Забыла написать, как после смерти Сталина нас однажды торжественно собрали и после тревожного молчания объявили, что снимают с нас номера и разрешают писать каждый месяц домой. До этого разрешалось только два раза в год. Некоторые пищали, от радости плакали, славили партию. Я злорадно заметила, что довели людей до того, что уже некому им писать и что даже номер нам носить не тяжело... Все злобно глянули на меня, осуждая за неблагодар­ность, и только один из начальников тоскливо и с каким-то раскаянием на меня посмотрел, будто и в них уже просыпалось что-то человеческое. Пока нас еще не вывезли, приходилось изо всех сил удерживать лагерь от какого-нибудь взрыва. Хочешь не хочешь, нужно было освобождать людей из лагерей. По радио перечисляли преступления Сталина, люди слушали и возмущались: зачем же им годами внушали бред? Лагеря всколыхнулись, начальство испугалось того, что эти люди окажутся на свободе. Стали организовывать провокации в лагерях.
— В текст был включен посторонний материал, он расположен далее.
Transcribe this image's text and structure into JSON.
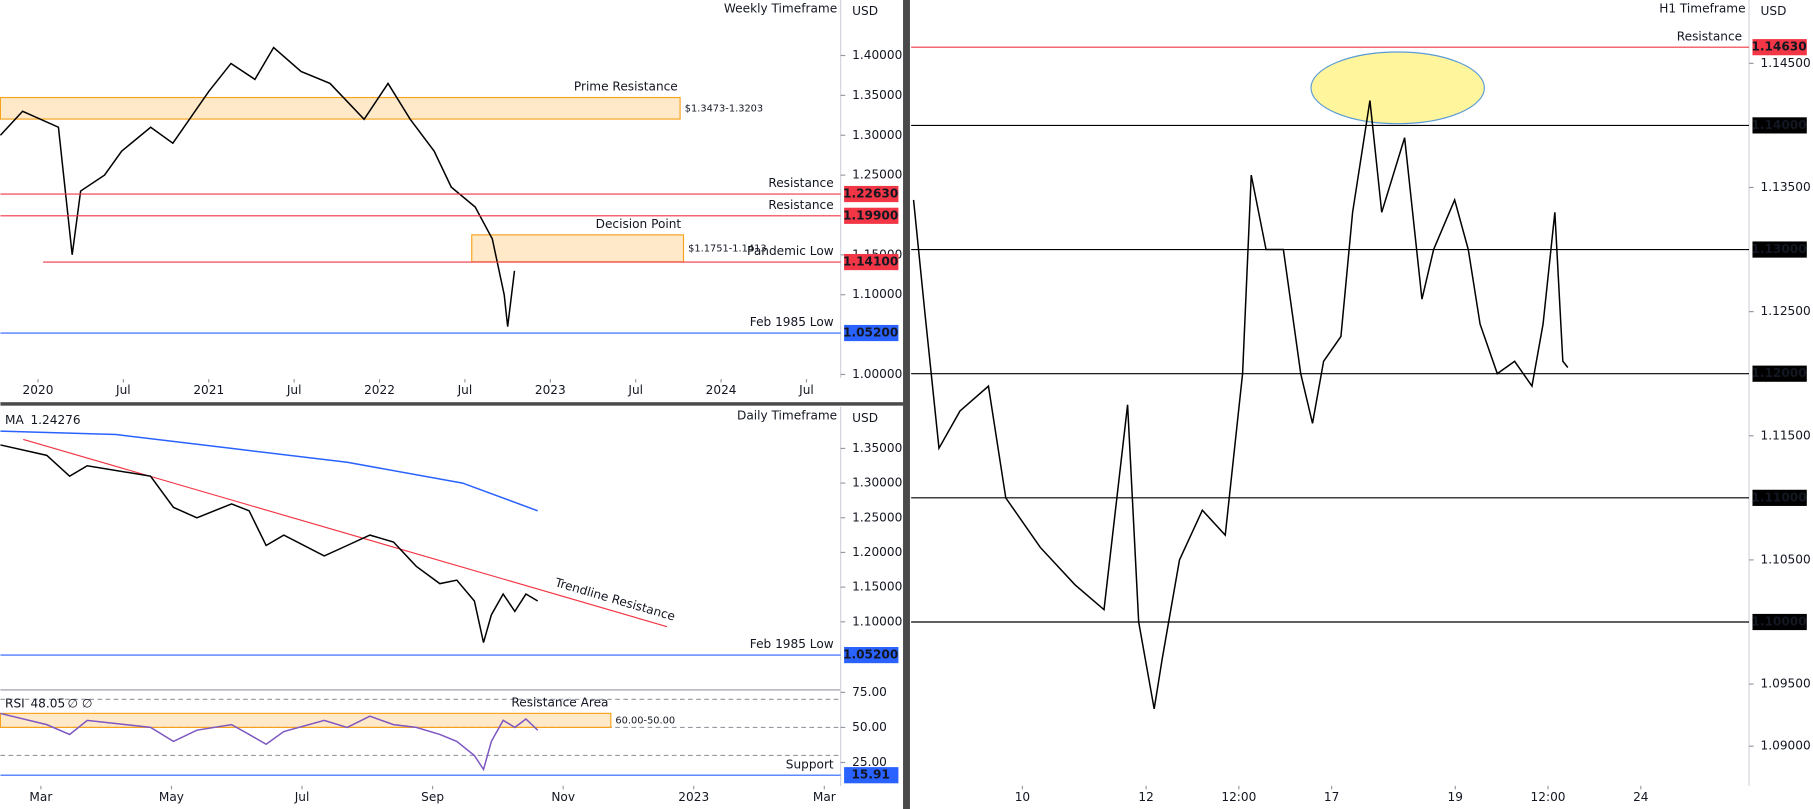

Дикие, по-азиатски хитрые провокации. Отвлекали от настоящего врага, натравливали друг на друга! Ну, не хитро ли! Скажем, украинцы дерутся в лагере с литовцами! Из-за слов, кем-то брошенных, убивают друг друга тут же, за проволокой! Подождав, пока они втянутся в драку, начальство «мирит» неразумных. Боже, и это политические лагеря! Хотя ничего нет удивительного, люди одичали, озверели за десятилетия животного существования. Мы с Олей Мороз, Бирутой Стумбрите и другими трезво мыслящими девчатами разных национальностей не допустили подобного в своем, женском лагере, хоть пополз­новения были.